Bagi – bagi sabun tersebut merupakan bagian dari pengabdian masyarakat untuk menekan angka penularan virus. “Kami mengikutsertakan remaja desa dalam pembuatan sabun yang akan dibagikan. Dengan bantuan ini menunjukkan bahwa memutus rantai penyebaran COVID–19 bukan hanya tugas pemerintah, tapi menjadi tanggung jawab semua pihak, termasuk perguruan tinggi. Kegiatan ini mengajak semua elemen masyarakat untuk turut serta melawan COVID-19,” kata Deni, salah satu mahasiswa UTM.

Dia menambahkan, sasaran utama bagi – bagi sabun organik  yang dilakukan selama dua hari ini adalah warga Desa Langkap, utamanya pedagang kecil. Bantuan ini diserahkan langsung oleh mahasiswa UTM kepada masyarakat. “Kegiatan ini bisa terwujud atas dukungan dan persetujuan Agung Setyawan, S.Pd., M.Pd. selaku Dosen Pembimbing Lapangan (DPL),” ujarnya.

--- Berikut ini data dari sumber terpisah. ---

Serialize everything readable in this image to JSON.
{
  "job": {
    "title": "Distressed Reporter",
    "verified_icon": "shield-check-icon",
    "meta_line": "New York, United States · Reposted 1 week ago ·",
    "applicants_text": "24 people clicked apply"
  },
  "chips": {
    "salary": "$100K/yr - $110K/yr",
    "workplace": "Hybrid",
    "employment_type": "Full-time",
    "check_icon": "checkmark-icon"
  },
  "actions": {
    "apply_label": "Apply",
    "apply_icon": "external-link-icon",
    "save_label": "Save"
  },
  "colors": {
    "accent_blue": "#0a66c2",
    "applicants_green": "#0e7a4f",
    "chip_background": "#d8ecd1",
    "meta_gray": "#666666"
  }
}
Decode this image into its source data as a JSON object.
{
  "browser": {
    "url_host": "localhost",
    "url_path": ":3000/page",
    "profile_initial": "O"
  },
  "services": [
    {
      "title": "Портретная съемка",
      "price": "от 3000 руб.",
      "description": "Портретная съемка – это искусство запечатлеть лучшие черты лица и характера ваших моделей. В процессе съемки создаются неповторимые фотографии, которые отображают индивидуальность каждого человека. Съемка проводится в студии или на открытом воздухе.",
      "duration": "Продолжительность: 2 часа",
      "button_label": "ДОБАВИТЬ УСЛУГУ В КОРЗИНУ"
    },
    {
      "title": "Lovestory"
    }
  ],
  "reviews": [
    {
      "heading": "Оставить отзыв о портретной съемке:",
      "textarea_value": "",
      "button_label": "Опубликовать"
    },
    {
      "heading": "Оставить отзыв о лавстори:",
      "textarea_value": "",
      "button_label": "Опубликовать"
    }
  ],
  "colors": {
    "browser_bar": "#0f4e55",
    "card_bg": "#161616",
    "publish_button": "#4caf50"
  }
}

Tidak hanya bagi – bagi sabun, mahasiswa UTM tersebut juga mengingatkan agar masyarakat mengikuti protokol kesehatan, seperti memakai masker setiap keluar rumah, jaga jarak fisik, dan selalu mencuci tangan dengan sabun dan air mengalir.

Edukasi kepada warga terkait protokol kesehatan COVID-19 ini harus terus dilakukan, karena masih banyak yang lalai terhadap imbauan pemerintah tersebut. “Semoga upaya yang kami lakukan bisa meminimalkan persebaran COVID-19 di Desa Langkap,” harapnya. (Nurfia Khusnul Khotimah, Mahasiswa Ilmu Sosial dan Ilmu Budaya Jurusan Ilmu Komunikasi UTM, Semester 6/)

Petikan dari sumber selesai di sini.